Understanding the ‘Grief Cycle’, and the language utilised in the grief process, can hopefully give us some tools and strategies to use with our young people when they are experiencing a sense of loss. These experiences perceived as loss could include:

  • cleaning the room/toys
  • bedtime routines
  • bath time routines
  • not being picked for the right team or group
  • not being invited into a group or to a friend’s place/party
  • finishing an activity and moving to something else
  • loss of power or control where they have previously had it
  • meal or snack choices
  • wanting to play
  • TV shows or movies
  • needing to have the latest video games
  • not wanting to look uncool.

This list could go on and on. As I said, experiences of loss are ‘…all around’. The grief or loss cycle often progresses like this ((the Kübler-Ross model):

Kubler-Ross
Kubler-Ross "Grief Cycle"

denial->anger->depression->bargaining->acceptance

Of course, there can be many more complex aspects of this process, however, for the purposes of this article, this simplified version is sufficient.

When we experience a sense of loss, we usually go into denial. Essentially denial is “If I ignore it, it might go away”. To a young person that could look like, “I’ve been asked to load the dishwasher, but I want to keep reading my book, if I keep reading my book, perhaps this issue that is taking my freedom to read my book from me, will go away.” If the problem persists, it can lead to anger, and at this point we usually begin to deal with the anger as the ‘secondary’ issue. The feeling of anger can lead to depression or helplessness because the sense of loss is quite powerful.

Obviously, this will be relative to different personality types and differing levels of attained successful resilience. Children can also lead into bargaining which can sound like, “I’ll do it when...”. Often we take the easier road of working with the bargaining, “just five more minutes or two more pages or to the end of the chapter”. Regardless of how many times, or what particular steps happen, moving on or achieving success doesn’t usually occur until ‘acceptance’ is reached.

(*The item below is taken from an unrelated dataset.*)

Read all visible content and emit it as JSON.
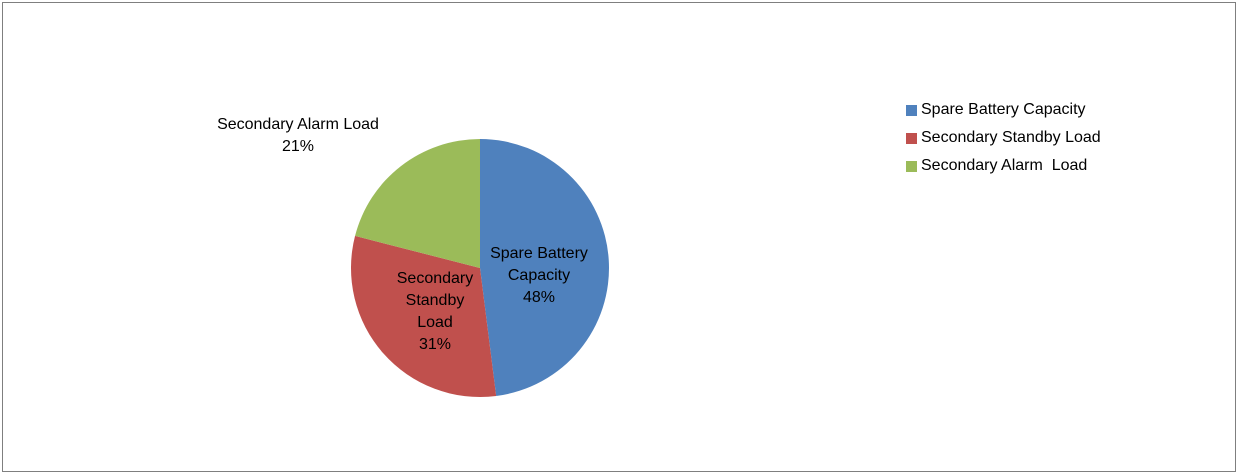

It’s important to help students know that their most successful path through ‘bouncing’ back from that sense or experience of loss is to ‘accept that this is happening’. For whatever reasons, this change, this rule, this tidy-up, this homework, this meal is happening. We can understand that there is a feeling of loss which leads to disappointment and anger and bargaining. Those feelings are ok. Those feelings are normal. Those feelings are also TEMPORARY. They go away. Getting angrier, or being in more denial or bargaining harder, does not make the feeling go away. Logic tells us that we no longer feel the sense of loss about doing something a little while after it has happened.

I usually recommend using that language with young people, “I understand this is upsetting you, you are feeling a sense of loss that I have asked you to do this, this is ok. You will be ok. We are here for you. This doesn’t change that this is happening, so accept that this is happening. I can assure you that you won’t feel angry about this later.” In doing this, also try to not get drawn into the ‘secondary’ and ‘tertiary’ behaviours. They are often used to divert attention from the real issue.

In conclusion, let’s not underestimate how great the emotions and feelings are that are associated with everyday experiences of loss of control and power. They are real. Young people with their limited life experience may not yet have the developed understanding to know that this sharp, tangible feeling will go away. We need to manage ourselves to not react, and to help them through the process by identifying it, using good explicit language and by helping them reach acceptance.

I still remember feeling upset when my alarm went off this morning, but that feeling no longer drives my emotions and actions. I accepted that it was time to get up.

Setting our young people up for success in managing their emotions and thoughts is one of the most powerful and life-changing gifts that we can give them. It’s also cheaper than a gaming console, it just takes time, persistence and courage.